Образу Парижа как города-праздника в романе противопоставлен образ праздничной Памплоны, где проходит фиеста - праздник, в котором, по мысли А. Зверева, «рождается подлинно карнавальная целостность видения жизни и в ее трагизме, и в ее вечном возрождении» [39, с. 207], в котором «все живут по законам карнавальной свободы» [40, с. 10]. Стихия фиесты - подлинного карнавала - охватывает героев романа, давая им возможность ощутить себя частью единого целого: «This hum went on, and we were in it and a part of it» (84) [«Жужжанье нарастало, оно захватило и нас, и мы уже были частью его» (629)]; «We could not make our way through but had to be moved with the whole thing, slowly, as a glacier, back to town» (86) [«Нельзя было пробраться сквозь толпу, пришлось отдаться ей, и она медленно, словно глетчер, несла нас к городу» (632)].

А. Петрушкин отмечает, что «в фиесте Джейку видится выход из «лже-карнавала» парижского существования <...> в мир, где настоящие человеческие ценности осветились блеском фиесты» [41, с. 107]. И на первый взгляд, с ним нельзя не согласиться. В образе Памплоны действительно воплощен архетип города- праздника, в котором, как в пространстве подлинного карнавала, происходит переоценка ценностей, и жизнь торжествует победу над смертью, в котором, как в искусстве матадора, созданная имитация опасности отличается от опасности подлинной, подлинная жизнь противостоит имитации жизни в Париже, - пространстве, невозможном для свободного, искреннего общения (всю подлинность мыслей и чувств автор уводит в подтекст). Где маски надеваются только на время праздника и воспринимаются как проявление игры, в отличие от Парижа, в котором маска веселья и цинизма «прилегает слишком плотно и грозит заменить лицо» [34, с. 18]. И все же гармонию мирочеловеческих отношений герои «Фиесты» не обретают. Фраза Джейка Барнса, которую он произносит в конце романа, - «Париж - это продолжение фиесты. С меня довольно было фиест» (690), на наш взгляд, свидетельствует о том, что герой не почувствовал разницу между подлинным и мнимым праздником. Праздничное мироощущение как «фиксация смысла бытия, обретение свободы и меры прекрасного» [32, с. 17] трансформировалось в чувство некоего «онтологического забытья». Образ праздничного города вытесняется из современного сознания, представая уже не столько как реалия, сколько как отголосок культурной памяти.

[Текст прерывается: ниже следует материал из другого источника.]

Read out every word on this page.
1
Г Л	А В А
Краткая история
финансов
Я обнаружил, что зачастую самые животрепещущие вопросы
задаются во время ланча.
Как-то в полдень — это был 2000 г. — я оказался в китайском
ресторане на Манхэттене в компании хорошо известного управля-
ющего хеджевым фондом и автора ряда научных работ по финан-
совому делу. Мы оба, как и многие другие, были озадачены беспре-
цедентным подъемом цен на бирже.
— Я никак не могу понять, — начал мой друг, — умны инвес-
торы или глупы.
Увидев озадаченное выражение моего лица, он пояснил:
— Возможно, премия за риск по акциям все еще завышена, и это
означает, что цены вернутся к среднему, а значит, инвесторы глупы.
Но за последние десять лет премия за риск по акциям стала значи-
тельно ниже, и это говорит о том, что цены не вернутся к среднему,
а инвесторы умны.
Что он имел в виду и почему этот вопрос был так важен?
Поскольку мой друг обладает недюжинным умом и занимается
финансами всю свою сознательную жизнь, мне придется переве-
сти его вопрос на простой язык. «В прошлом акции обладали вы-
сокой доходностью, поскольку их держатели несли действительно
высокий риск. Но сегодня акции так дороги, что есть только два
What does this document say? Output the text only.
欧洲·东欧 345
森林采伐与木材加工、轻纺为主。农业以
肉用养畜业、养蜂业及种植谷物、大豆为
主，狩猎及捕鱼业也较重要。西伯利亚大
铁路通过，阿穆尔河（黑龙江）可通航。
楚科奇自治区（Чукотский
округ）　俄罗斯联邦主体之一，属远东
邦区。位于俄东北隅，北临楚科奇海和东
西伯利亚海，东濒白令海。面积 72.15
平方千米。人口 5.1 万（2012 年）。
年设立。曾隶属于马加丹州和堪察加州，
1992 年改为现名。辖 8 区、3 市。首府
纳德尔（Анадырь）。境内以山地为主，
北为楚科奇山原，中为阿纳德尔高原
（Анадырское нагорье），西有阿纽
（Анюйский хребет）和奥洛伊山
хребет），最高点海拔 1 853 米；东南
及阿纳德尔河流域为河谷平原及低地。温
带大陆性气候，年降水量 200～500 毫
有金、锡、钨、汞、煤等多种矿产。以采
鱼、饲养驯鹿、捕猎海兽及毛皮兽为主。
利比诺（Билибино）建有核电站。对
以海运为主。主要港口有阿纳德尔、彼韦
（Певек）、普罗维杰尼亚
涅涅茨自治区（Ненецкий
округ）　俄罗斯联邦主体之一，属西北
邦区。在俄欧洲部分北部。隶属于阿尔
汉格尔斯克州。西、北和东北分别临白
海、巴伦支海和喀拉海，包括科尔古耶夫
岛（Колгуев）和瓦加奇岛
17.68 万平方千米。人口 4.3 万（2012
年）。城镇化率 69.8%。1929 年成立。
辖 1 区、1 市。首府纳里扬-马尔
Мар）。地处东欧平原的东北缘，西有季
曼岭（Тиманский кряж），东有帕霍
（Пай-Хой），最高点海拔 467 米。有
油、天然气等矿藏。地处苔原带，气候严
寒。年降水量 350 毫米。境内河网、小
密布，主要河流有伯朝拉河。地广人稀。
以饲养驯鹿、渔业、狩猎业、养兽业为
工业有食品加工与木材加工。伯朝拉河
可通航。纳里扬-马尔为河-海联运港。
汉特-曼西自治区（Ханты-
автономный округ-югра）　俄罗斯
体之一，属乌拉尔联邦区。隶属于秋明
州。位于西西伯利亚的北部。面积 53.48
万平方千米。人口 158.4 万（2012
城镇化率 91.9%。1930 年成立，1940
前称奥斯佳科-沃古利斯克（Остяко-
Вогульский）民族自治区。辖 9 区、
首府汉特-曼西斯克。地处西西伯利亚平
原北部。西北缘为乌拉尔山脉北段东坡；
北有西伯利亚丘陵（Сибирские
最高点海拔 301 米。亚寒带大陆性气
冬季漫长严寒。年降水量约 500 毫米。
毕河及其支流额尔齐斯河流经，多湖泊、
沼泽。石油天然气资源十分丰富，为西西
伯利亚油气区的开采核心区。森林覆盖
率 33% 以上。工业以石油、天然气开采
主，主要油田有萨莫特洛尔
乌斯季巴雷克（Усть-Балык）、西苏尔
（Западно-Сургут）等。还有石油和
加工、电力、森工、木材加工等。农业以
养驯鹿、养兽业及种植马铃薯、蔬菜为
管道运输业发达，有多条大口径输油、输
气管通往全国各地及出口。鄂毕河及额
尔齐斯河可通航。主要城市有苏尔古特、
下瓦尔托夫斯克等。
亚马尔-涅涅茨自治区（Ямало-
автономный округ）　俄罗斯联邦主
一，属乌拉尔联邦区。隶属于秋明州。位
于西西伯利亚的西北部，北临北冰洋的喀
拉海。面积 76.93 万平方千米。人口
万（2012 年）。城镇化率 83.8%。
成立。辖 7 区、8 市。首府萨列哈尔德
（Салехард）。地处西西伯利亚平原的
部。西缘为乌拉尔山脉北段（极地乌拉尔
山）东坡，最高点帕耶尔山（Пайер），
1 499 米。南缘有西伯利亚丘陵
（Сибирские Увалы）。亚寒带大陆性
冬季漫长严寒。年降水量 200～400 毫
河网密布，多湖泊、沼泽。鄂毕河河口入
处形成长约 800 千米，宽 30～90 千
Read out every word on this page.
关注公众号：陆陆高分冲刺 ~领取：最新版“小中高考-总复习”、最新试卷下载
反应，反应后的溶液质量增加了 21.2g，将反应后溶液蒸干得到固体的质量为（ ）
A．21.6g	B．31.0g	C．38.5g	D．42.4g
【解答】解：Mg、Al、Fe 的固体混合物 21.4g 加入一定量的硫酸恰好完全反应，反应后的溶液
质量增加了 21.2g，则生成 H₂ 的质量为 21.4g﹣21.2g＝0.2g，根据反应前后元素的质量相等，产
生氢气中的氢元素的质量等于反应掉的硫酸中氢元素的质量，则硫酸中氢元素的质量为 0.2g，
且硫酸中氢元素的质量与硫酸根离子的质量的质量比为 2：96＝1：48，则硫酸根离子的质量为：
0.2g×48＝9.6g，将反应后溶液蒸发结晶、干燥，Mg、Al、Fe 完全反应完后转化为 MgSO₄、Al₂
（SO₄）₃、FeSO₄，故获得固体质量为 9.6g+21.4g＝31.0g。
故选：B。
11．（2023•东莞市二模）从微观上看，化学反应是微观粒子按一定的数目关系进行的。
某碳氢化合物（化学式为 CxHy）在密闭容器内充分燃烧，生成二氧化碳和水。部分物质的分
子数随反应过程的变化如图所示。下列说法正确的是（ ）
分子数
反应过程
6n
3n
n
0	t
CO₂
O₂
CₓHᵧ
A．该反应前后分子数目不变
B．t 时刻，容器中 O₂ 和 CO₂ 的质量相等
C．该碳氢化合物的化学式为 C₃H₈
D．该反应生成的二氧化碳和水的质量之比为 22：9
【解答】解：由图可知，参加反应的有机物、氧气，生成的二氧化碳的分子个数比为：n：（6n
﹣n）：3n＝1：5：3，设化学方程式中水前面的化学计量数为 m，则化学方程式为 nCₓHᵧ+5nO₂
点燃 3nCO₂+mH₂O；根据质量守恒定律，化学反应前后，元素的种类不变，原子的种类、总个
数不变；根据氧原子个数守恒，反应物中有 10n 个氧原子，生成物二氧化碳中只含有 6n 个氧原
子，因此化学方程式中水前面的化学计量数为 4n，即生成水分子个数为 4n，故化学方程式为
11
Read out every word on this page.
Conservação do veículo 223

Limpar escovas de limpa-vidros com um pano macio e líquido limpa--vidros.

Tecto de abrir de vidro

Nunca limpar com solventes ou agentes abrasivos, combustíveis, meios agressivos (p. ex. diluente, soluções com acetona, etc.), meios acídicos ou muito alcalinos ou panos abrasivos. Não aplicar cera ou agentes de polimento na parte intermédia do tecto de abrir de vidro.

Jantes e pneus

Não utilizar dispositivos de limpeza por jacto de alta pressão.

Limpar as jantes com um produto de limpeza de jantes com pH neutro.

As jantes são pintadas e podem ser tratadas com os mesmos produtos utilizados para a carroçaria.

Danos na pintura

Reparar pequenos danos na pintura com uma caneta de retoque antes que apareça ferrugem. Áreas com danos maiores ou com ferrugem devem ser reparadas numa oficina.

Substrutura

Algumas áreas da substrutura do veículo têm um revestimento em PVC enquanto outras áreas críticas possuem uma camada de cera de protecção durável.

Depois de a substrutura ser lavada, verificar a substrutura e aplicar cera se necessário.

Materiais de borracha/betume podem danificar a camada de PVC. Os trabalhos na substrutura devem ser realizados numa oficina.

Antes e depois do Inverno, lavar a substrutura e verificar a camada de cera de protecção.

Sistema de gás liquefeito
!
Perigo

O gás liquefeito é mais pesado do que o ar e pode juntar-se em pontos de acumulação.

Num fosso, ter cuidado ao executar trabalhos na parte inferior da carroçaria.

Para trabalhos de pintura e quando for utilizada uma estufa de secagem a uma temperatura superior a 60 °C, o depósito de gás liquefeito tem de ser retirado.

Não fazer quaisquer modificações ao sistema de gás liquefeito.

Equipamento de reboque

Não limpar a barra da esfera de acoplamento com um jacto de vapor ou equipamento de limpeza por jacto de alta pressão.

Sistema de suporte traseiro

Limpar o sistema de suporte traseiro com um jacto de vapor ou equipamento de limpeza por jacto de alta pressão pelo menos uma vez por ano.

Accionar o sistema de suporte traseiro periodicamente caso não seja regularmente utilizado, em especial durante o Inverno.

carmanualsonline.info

В романе В. Каверина в образе Парижа актуализируется тема живописи, проблема становления личности художника, в процессе реализации которой весьма важным становится момент постижения города как «изобразительного» пространства, задающегося в импрессионистской и постимпрессионистской манере - через цвет, музыку, световую вибрацию, - то, что Б. Виппер называл «разложением видимого мира на мозаику красочных пятен» [42, с. 29]. В этом смысле техника создания образа города в романе сродни визуальной эстетике Й. Хейзинги, где ключевой характеристикой образа является его наглядность, оформленность в виде живописной палитры, в которой цветовое разрешение становится не только эстетической доминантой образа, его формообразующим звеном, но и экзистенциальной доминантой мироощущения героини, способом восприятия, познания, оценки мира и, в конечном итоге, - его преображения: «Мир сам по себе - картина, и тот, кто обладает редким даром живописного видения этого мира, и есть художник» [43, с. 328].

Образ Парижа является сквозным в повествовательной структуре произведения и скрепляет в единый сюжетный узел ключевые темы романа - тему искусства, самоопределения личности художника и любви. Он возникает на первых страницах романа и предстает как город, с которым изначально связаны надежды Лизы Тураевой на обретение своего «Я» в искусстве, места в мире живописи и в конечном итоге - смысла жизни. Именно с представлением о Париже как о праздничном городе, столице искусств соотнесен в романе процесс становления концепции жизнетворчества героини.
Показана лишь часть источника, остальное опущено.